I have a dataframe with the following format:
ORDER_NUMBER | PRODUCT1 | PRODUCT2 | PRODUCT3 | ...
ORDER1 | 1.0 | 0.0 | 0.0 | ...
ORDER2 | 0.0 | 0.0 | 0.0 | ...
ORDER3 | 0.0 | 1.0 | 0.0 | ...
ORDER4 | 0.0 | 0.0 | 0.0 | ...
ORDER5 | 0.0 | 1.0 | 1.0 | ...
...
In essence, I have one-hot encoded all products per order so that it is clear that, e.g., ORDER1 contains PRODUCT1, but not PRODUCT2 and PRODUCT3, etc.
I also have a list of products that I am interested in, for example:
interesting_products = ['PRODUCT1', 'PRODUCT3']
What I want to do is to keep only the orders (rows) where the products in my interesting_products
list appear at least once (i.e., there's a '1.0' instead of '0.0').
So the resulting dataframe should be:
ORDER_NUMBER | PRODUCT1 | PRODUCT2 | PRODUCT3 | ...

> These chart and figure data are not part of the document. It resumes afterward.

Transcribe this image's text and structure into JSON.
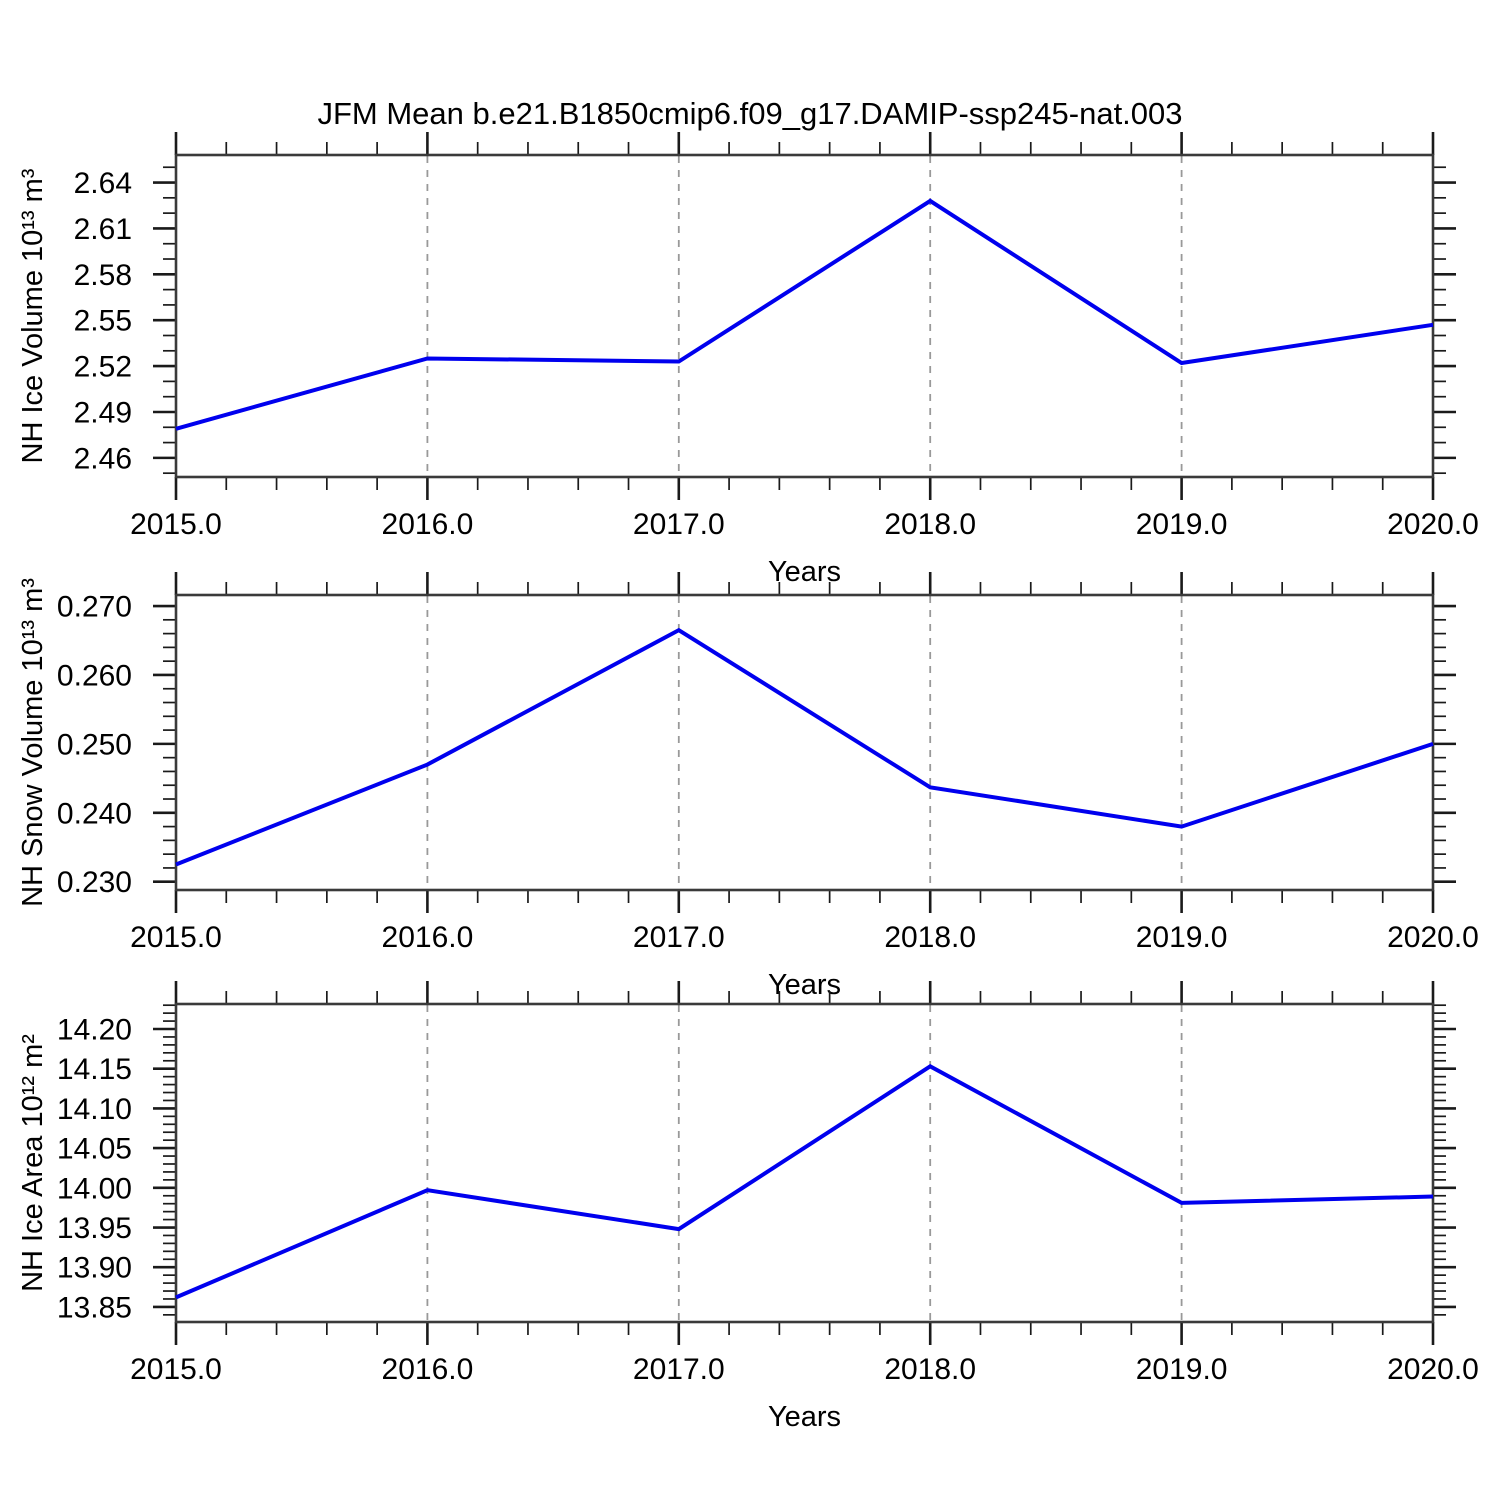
{
  "title": "JFM Mean b.e21.B1850cmip6.f09_g17.DAMIP-ssp245-nat.003",
  "style": {
    "line_color": "#0000EE",
    "grid_color": "#999999",
    "frame_color": "#3A3A3A",
    "tick_color": "#1A1A1A",
    "text_color": "#000000",
    "background": "#FFFFFF",
    "grid_dash": "7 7"
  },
  "chart_data": [
    {
      "id": "nh-ice-volume",
      "type": "line",
      "xlabel": "Years",
      "ylabel": "NH Ice Volume 10¹³ m³",
      "x": [
        2015.0,
        2016.0,
        2017.0,
        2018.0,
        2019.0,
        2020.0
      ],
      "y": [
        2.479,
        2.525,
        2.523,
        2.628,
        2.522,
        2.547
      ],
      "xlim": [
        2015.0,
        2020.0
      ],
      "ylim": [
        2.4475,
        2.658
      ],
      "xticks": [
        2015.0,
        2016.0,
        2017.0,
        2018.0,
        2019.0,
        2020.0
      ],
      "xtick_labels": [
        "2015.0",
        "2016.0",
        "2017.0",
        "2018.0",
        "2019.0",
        "2020.0"
      ],
      "x_minor_step": 0.2,
      "yticks": [
        2.46,
        2.49,
        2.52,
        2.55,
        2.58,
        2.61,
        2.64
      ],
      "ytick_labels": [
        "2.46",
        "2.49",
        "2.52",
        "2.55",
        "2.58",
        "2.61",
        "2.64"
      ],
      "y_minor_step": 0.01,
      "gridlines_x": [
        2016.0,
        2017.0,
        2018.0,
        2019.0
      ],
      "grid": true,
      "legend": "none"
    },
    {
      "id": "nh-snow-volume",
      "type": "line",
      "xlabel": "Years",
      "ylabel": "NH Snow Volume 10¹³ m³",
      "x": [
        2015.0,
        2016.0,
        2017.0,
        2018.0,
        2019.0,
        2020.0
      ],
      "y": [
        0.2325,
        0.247,
        0.2665,
        0.2437,
        0.238,
        0.25
      ],
      "xlim": [
        2015.0,
        2020.0
      ],
      "ylim": [
        0.2288,
        0.2716
      ],
      "xticks": [
        2015.0,
        2016.0,
        2017.0,
        2018.0,
        2019.0,
        2020.0
      ],
      "xtick_labels": [
        "2015.0",
        "2016.0",
        "2017.0",
        "2018.0",
        "2019.0",
        "2020.0"
      ],
      "x_minor_step": 0.2,
      "yticks": [
        0.23,
        0.24,
        0.25,
        0.26,
        0.27
      ],
      "ytick_labels": [
        "0.230",
        "0.240",
        "0.250",
        "0.260",
        "0.270"
      ],
      "y_minor_step": 0.002,
      "gridlines_x": [
        2016.0,
        2017.0,
        2018.0,
        2019.0
      ],
      "grid": true,
      "legend": "none"
    },
    {
      "id": "nh-ice-area",
      "type": "line",
      "xlabel": "Years",
      "ylabel": "NH Ice Area 10¹² m²",
      "x": [
        2015.0,
        2016.0,
        2017.0,
        2018.0,
        2019.0,
        2020.0
      ],
      "y": [
        13.862,
        13.997,
        13.948,
        14.153,
        13.981,
        13.989
      ],
      "xlim": [
        2015.0,
        2020.0
      ],
      "ylim": [
        13.831,
        14.2315
      ],
      "xticks": [
        2015.0,
        2016.0,
        2017.0,
        2018.0,
        2019.0,
        2020.0
      ],
      "xtick_labels": [
        "2015.0",
        "2016.0",
        "2017.0",
        "2018.0",
        "2019.0",
        "2020.0"
      ],
      "x_minor_step": 0.2,
      "yticks": [
        13.85,
        13.9,
        13.95,
        14.0,
        14.05,
        14.1,
        14.15,
        14.2
      ],
      "ytick_labels": [
        "13.85",
        "13.90",
        "13.95",
        "14.00",
        "14.05",
        "14.10",
        "14.15",
        "14.20"
      ],
      "y_minor_step": 0.01,
      "gridlines_x": [
        2016.0,
        2017.0,
        2018.0,
        2019.0
      ],
      "grid": true,
      "legend": "none"
    }
  ]
}
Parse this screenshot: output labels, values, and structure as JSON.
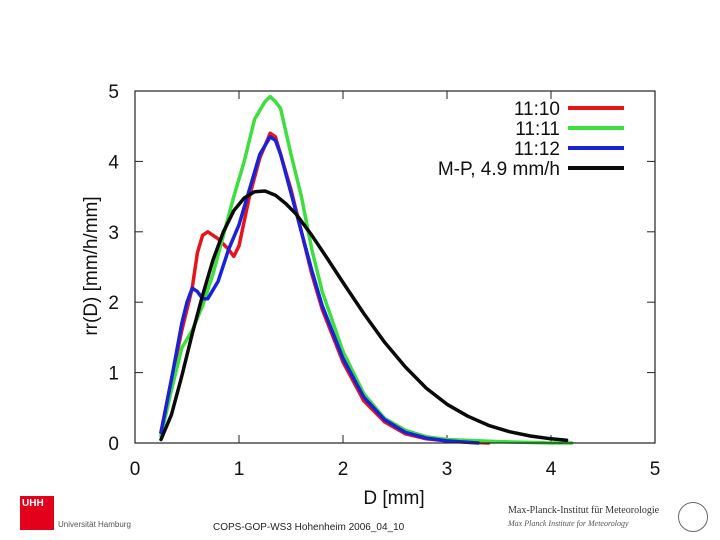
{
  "chart_data": {
    "type": "line",
    "xlabel": "D [mm]",
    "ylabel": "rr(D) [mm/h/mm]",
    "xlim": [
      0,
      5
    ],
    "ylim": [
      0,
      5
    ],
    "x_ticks": [
      "0",
      "1",
      "2",
      "3",
      "4",
      "5"
    ],
    "y_ticks": [
      "0",
      "1",
      "2",
      "3",
      "4",
      "5"
    ],
    "legend_position": "top-right",
    "series": [
      {
        "name": "11:10",
        "color": "#e8141c",
        "x": [
          0.25,
          0.35,
          0.45,
          0.55,
          0.6,
          0.65,
          0.7,
          0.8,
          0.9,
          0.95,
          1.0,
          1.1,
          1.2,
          1.3,
          1.35,
          1.4,
          1.5,
          1.6,
          1.7,
          1.8,
          2.0,
          2.2,
          2.4,
          2.6,
          2.8,
          3.0,
          3.2,
          3.4
        ],
        "values": [
          0.15,
          0.9,
          1.6,
          2.2,
          2.7,
          2.95,
          3.0,
          2.9,
          2.75,
          2.65,
          2.8,
          3.5,
          4.05,
          4.4,
          4.35,
          4.1,
          3.6,
          3.0,
          2.4,
          1.9,
          1.15,
          0.6,
          0.3,
          0.13,
          0.06,
          0.03,
          0.01,
          0.0
        ]
      },
      {
        "name": "11:11",
        "color": "#3ede3e",
        "x": [
          0.25,
          0.35,
          0.45,
          0.55,
          0.65,
          0.75,
          0.85,
          0.95,
          1.05,
          1.15,
          1.25,
          1.3,
          1.35,
          1.4,
          1.5,
          1.6,
          1.7,
          1.8,
          2.0,
          2.2,
          2.4,
          2.6,
          2.8,
          3.0,
          3.5,
          4.0,
          4.2
        ],
        "values": [
          0.1,
          0.75,
          1.35,
          1.6,
          1.95,
          2.4,
          2.95,
          3.5,
          4.0,
          4.6,
          4.85,
          4.92,
          4.85,
          4.75,
          4.1,
          3.5,
          2.75,
          2.15,
          1.3,
          0.7,
          0.35,
          0.18,
          0.09,
          0.05,
          0.02,
          0.0,
          0.0
        ]
      },
      {
        "name": "11:12",
        "color": "#1a22d8",
        "x": [
          0.25,
          0.35,
          0.45,
          0.5,
          0.55,
          0.6,
          0.65,
          0.7,
          0.8,
          0.9,
          1.0,
          1.1,
          1.2,
          1.3,
          1.35,
          1.4,
          1.5,
          1.6,
          1.7,
          1.8,
          2.0,
          2.2,
          2.4,
          2.6,
          2.8,
          3.0,
          3.3
        ],
        "values": [
          0.15,
          0.9,
          1.7,
          2.0,
          2.2,
          2.15,
          2.05,
          2.05,
          2.3,
          2.75,
          3.1,
          3.6,
          4.1,
          4.35,
          4.3,
          4.1,
          3.55,
          3.0,
          2.45,
          1.95,
          1.2,
          0.65,
          0.33,
          0.15,
          0.07,
          0.03,
          0.0
        ]
      },
      {
        "name": "M-P, 4.9 mm/h",
        "color": "#0a0a0a",
        "x": [
          0.25,
          0.35,
          0.45,
          0.55,
          0.65,
          0.75,
          0.85,
          0.95,
          1.05,
          1.15,
          1.25,
          1.35,
          1.45,
          1.55,
          1.7,
          1.85,
          2.0,
          2.2,
          2.4,
          2.6,
          2.8,
          3.0,
          3.2,
          3.4,
          3.6,
          3.8,
          4.0,
          4.15
        ],
        "values": [
          0.05,
          0.4,
          0.95,
          1.55,
          2.1,
          2.6,
          3.0,
          3.3,
          3.48,
          3.57,
          3.58,
          3.52,
          3.4,
          3.25,
          2.95,
          2.62,
          2.28,
          1.84,
          1.43,
          1.08,
          0.78,
          0.55,
          0.38,
          0.25,
          0.16,
          0.1,
          0.06,
          0.04
        ]
      }
    ]
  },
  "footer": {
    "caption": "COPS-GOP-WS3 Hohenheim 2006_04_10",
    "uhh_mark": "UHH",
    "uhh_name": "Universität Hamburg",
    "mpi_name": "Max-Planck-Institut für Meteorologie",
    "mpi_sub": "Max Planck Institute for Meteorology"
  }
}
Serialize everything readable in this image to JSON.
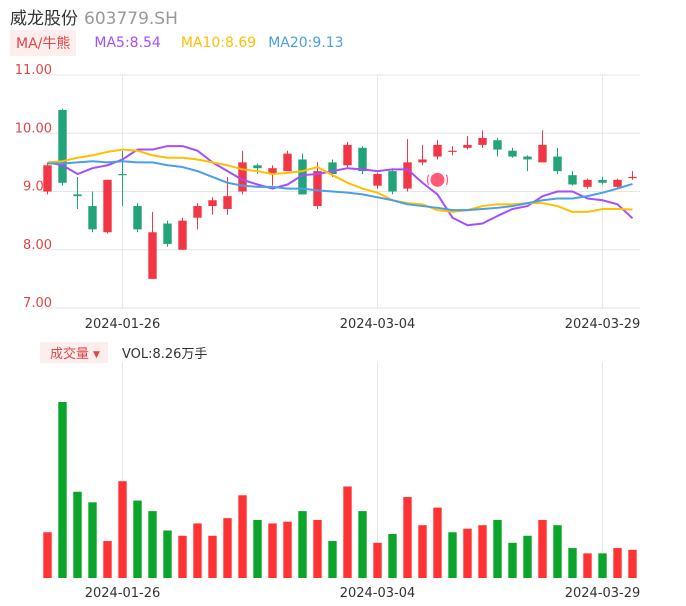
{
  "header": {
    "name": "威龙股份",
    "code": "603779.SH"
  },
  "ma_legend": {
    "tag": "MA/牛熊",
    "ma5": "MA5:8.54",
    "ma10": "MA10:8.69",
    "ma20": "MA20:9.13"
  },
  "volume_legend": {
    "tag": "成交量",
    "value": "VOL:8.26万手"
  },
  "colors": {
    "up": "#f23645",
    "down": "#22a37a",
    "vol_up": "#ff3333",
    "vol_down": "#0aa52a",
    "ma5": "#a64dff",
    "ma10": "#ffc000",
    "ma20": "#4a9eea",
    "axis_text": "#e04646",
    "grid": "#e6e6e6"
  },
  "icons": {
    "marker": "bull-marker-icon",
    "dropdown": "caret-down-icon"
  },
  "chart_data": [
    {
      "type": "candlestick",
      "y_ticks": [
        "11.00",
        "10.00",
        "9.00",
        "8.00",
        "7.00"
      ],
      "ylim": [
        7.0,
        11.0
      ],
      "x_ticks": [
        {
          "label": "2024-01-26",
          "index": 5
        },
        {
          "label": "2024-03-04",
          "index": 22
        },
        {
          "label": "2024-03-29",
          "index": 37
        }
      ],
      "candles": [
        {
          "o": 9.0,
          "c": 9.45,
          "h": 9.5,
          "l": 8.95
        },
        {
          "o": 10.4,
          "c": 9.15,
          "h": 10.42,
          "l": 9.1
        },
        {
          "o": 8.95,
          "c": 8.92,
          "h": 9.25,
          "l": 8.7
        },
        {
          "o": 8.75,
          "c": 8.35,
          "h": 9.0,
          "l": 8.3
        },
        {
          "o": 8.3,
          "c": 9.2,
          "h": 9.2,
          "l": 8.28
        },
        {
          "o": 9.3,
          "c": 9.28,
          "h": 9.7,
          "l": 8.75
        },
        {
          "o": 8.75,
          "c": 8.35,
          "h": 8.8,
          "l": 8.3
        },
        {
          "o": 7.5,
          "c": 8.3,
          "h": 8.65,
          "l": 7.5
        },
        {
          "o": 8.45,
          "c": 8.1,
          "h": 8.5,
          "l": 8.05
        },
        {
          "o": 8.0,
          "c": 8.5,
          "h": 8.55,
          "l": 8.0
        },
        {
          "o": 8.55,
          "c": 8.75,
          "h": 8.8,
          "l": 8.35
        },
        {
          "o": 8.75,
          "c": 8.85,
          "h": 8.9,
          "l": 8.6
        },
        {
          "o": 8.7,
          "c": 8.92,
          "h": 9.25,
          "l": 8.6
        },
        {
          "o": 9.0,
          "c": 9.5,
          "h": 9.7,
          "l": 8.95
        },
        {
          "o": 9.45,
          "c": 9.4,
          "h": 9.48,
          "l": 9.3
        },
        {
          "o": 9.3,
          "c": 9.4,
          "h": 9.45,
          "l": 9.1
        },
        {
          "o": 9.35,
          "c": 9.65,
          "h": 9.7,
          "l": 9.35
        },
        {
          "o": 9.55,
          "c": 8.95,
          "h": 9.65,
          "l": 8.95
        },
        {
          "o": 8.75,
          "c": 9.35,
          "h": 9.5,
          "l": 8.7
        },
        {
          "o": 9.5,
          "c": 9.3,
          "h": 9.55,
          "l": 9.25
        },
        {
          "o": 9.45,
          "c": 9.8,
          "h": 9.85,
          "l": 9.4
        },
        {
          "o": 9.75,
          "c": 9.35,
          "h": 9.78,
          "l": 9.3
        },
        {
          "o": 9.1,
          "c": 9.3,
          "h": 9.32,
          "l": 9.05
        },
        {
          "o": 9.35,
          "c": 9.0,
          "h": 9.4,
          "l": 8.95
        },
        {
          "o": 9.05,
          "c": 9.5,
          "h": 9.9,
          "l": 9.0
        },
        {
          "o": 9.5,
          "c": 9.55,
          "h": 9.8,
          "l": 9.45
        },
        {
          "o": 9.6,
          "c": 9.8,
          "h": 9.88,
          "l": 9.55
        },
        {
          "o": 9.7,
          "c": 9.7,
          "h": 9.78,
          "l": 9.62
        },
        {
          "o": 9.75,
          "c": 9.8,
          "h": 9.95,
          "l": 9.72
        },
        {
          "o": 9.8,
          "c": 9.92,
          "h": 10.05,
          "l": 9.75
        },
        {
          "o": 9.88,
          "c": 9.72,
          "h": 9.92,
          "l": 9.6
        },
        {
          "o": 9.7,
          "c": 9.6,
          "h": 9.75,
          "l": 9.58
        },
        {
          "o": 9.6,
          "c": 9.55,
          "h": 9.62,
          "l": 9.35
        },
        {
          "o": 9.5,
          "c": 9.8,
          "h": 10.05,
          "l": 9.5
        },
        {
          "o": 9.6,
          "c": 9.35,
          "h": 9.75,
          "l": 9.3
        },
        {
          "o": 9.28,
          "c": 9.12,
          "h": 9.35,
          "l": 9.1
        },
        {
          "o": 9.08,
          "c": 9.2,
          "h": 9.22,
          "l": 9.05
        },
        {
          "o": 9.2,
          "c": 9.15,
          "h": 9.25,
          "l": 9.12
        },
        {
          "o": 9.08,
          "c": 9.2,
          "h": 9.22,
          "l": 9.05
        },
        {
          "o": 9.25,
          "c": 9.25,
          "h": 9.35,
          "l": 9.2
        }
      ],
      "series": [
        {
          "name": "MA5",
          "values": [
            9.5,
            9.45,
            9.3,
            9.4,
            9.45,
            9.55,
            9.72,
            9.72,
            9.78,
            9.78,
            9.7,
            9.5,
            9.35,
            9.2,
            9.12,
            9.05,
            9.12,
            9.28,
            9.3,
            9.35,
            9.4,
            9.38,
            9.35,
            9.38,
            9.38,
            9.15,
            8.95,
            8.55,
            8.42,
            8.45,
            8.58,
            8.7,
            8.75,
            8.92,
            9.0,
            9.0,
            8.88,
            8.85,
            8.78,
            8.54
          ]
        },
        {
          "name": "MA10",
          "values": [
            9.5,
            9.52,
            9.58,
            9.62,
            9.68,
            9.72,
            9.7,
            9.62,
            9.58,
            9.58,
            9.55,
            9.5,
            9.45,
            9.38,
            9.35,
            9.3,
            9.32,
            9.35,
            9.42,
            9.28,
            9.15,
            9.05,
            8.98,
            8.85,
            8.8,
            8.78,
            8.68,
            8.65,
            8.68,
            8.75,
            8.78,
            8.78,
            8.8,
            8.8,
            8.75,
            8.65,
            8.65,
            8.7,
            8.7,
            8.69
          ]
        },
        {
          "name": "MA20",
          "values": [
            9.48,
            9.48,
            9.5,
            9.52,
            9.5,
            9.52,
            9.5,
            9.5,
            9.45,
            9.42,
            9.35,
            9.25,
            9.15,
            9.1,
            9.08,
            9.08,
            9.05,
            9.05,
            9.02,
            9.0,
            8.98,
            8.95,
            8.9,
            8.85,
            8.78,
            8.75,
            8.72,
            8.68,
            8.68,
            8.7,
            8.72,
            8.75,
            8.8,
            8.85,
            8.88,
            8.88,
            8.92,
            8.98,
            9.05,
            9.13
          ]
        }
      ]
    },
    {
      "type": "bar",
      "name": "成交量",
      "values": [
        0.26,
        1.0,
        0.49,
        0.43,
        0.21,
        0.55,
        0.44,
        0.38,
        0.27,
        0.24,
        0.31,
        0.24,
        0.34,
        0.47,
        0.33,
        0.31,
        0.32,
        0.38,
        0.33,
        0.21,
        0.52,
        0.38,
        0.2,
        0.25,
        0.46,
        0.3,
        0.4,
        0.26,
        0.28,
        0.3,
        0.33,
        0.2,
        0.24,
        0.33,
        0.3,
        0.17,
        0.14,
        0.14,
        0.17,
        0.16
      ],
      "up": [
        true,
        false,
        false,
        false,
        true,
        true,
        false,
        false,
        false,
        true,
        true,
        true,
        true,
        true,
        false,
        true,
        true,
        false,
        true,
        false,
        true,
        false,
        true,
        false,
        true,
        true,
        true,
        false,
        true,
        true,
        false,
        false,
        false,
        true,
        false,
        false,
        true,
        false,
        true,
        true
      ]
    }
  ]
}
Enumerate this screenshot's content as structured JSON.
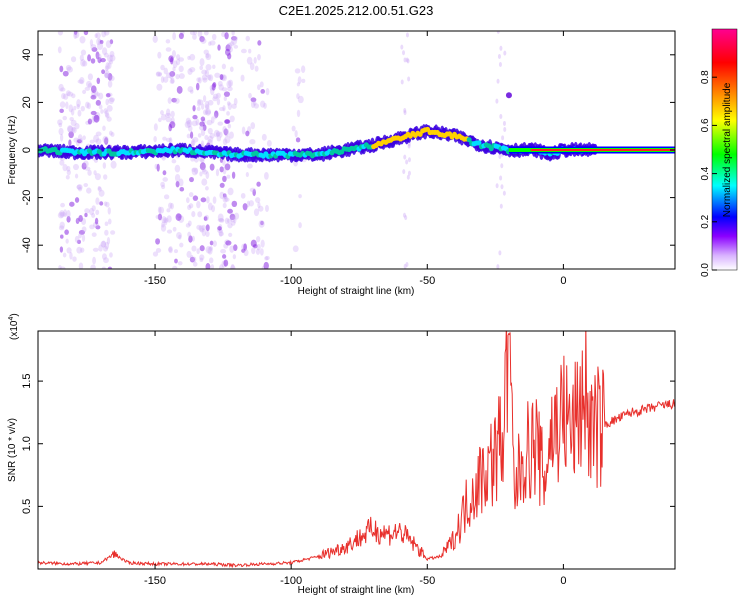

ORDER1 | 1.0 | 0.0 | 0.0 | ...
ORDER5 | 0.0 | 1.0 | 1.0 | ...
...
My problem is that that this file is huge (a few GBs). What is the most efficient way of filtering my dataframe?
CodePudding user response:
You can use sum
only columns by list and test if equal 1
and filter in boolean indexing
:
df = df[df[interesting_products].sum(axis=1).eq(1)]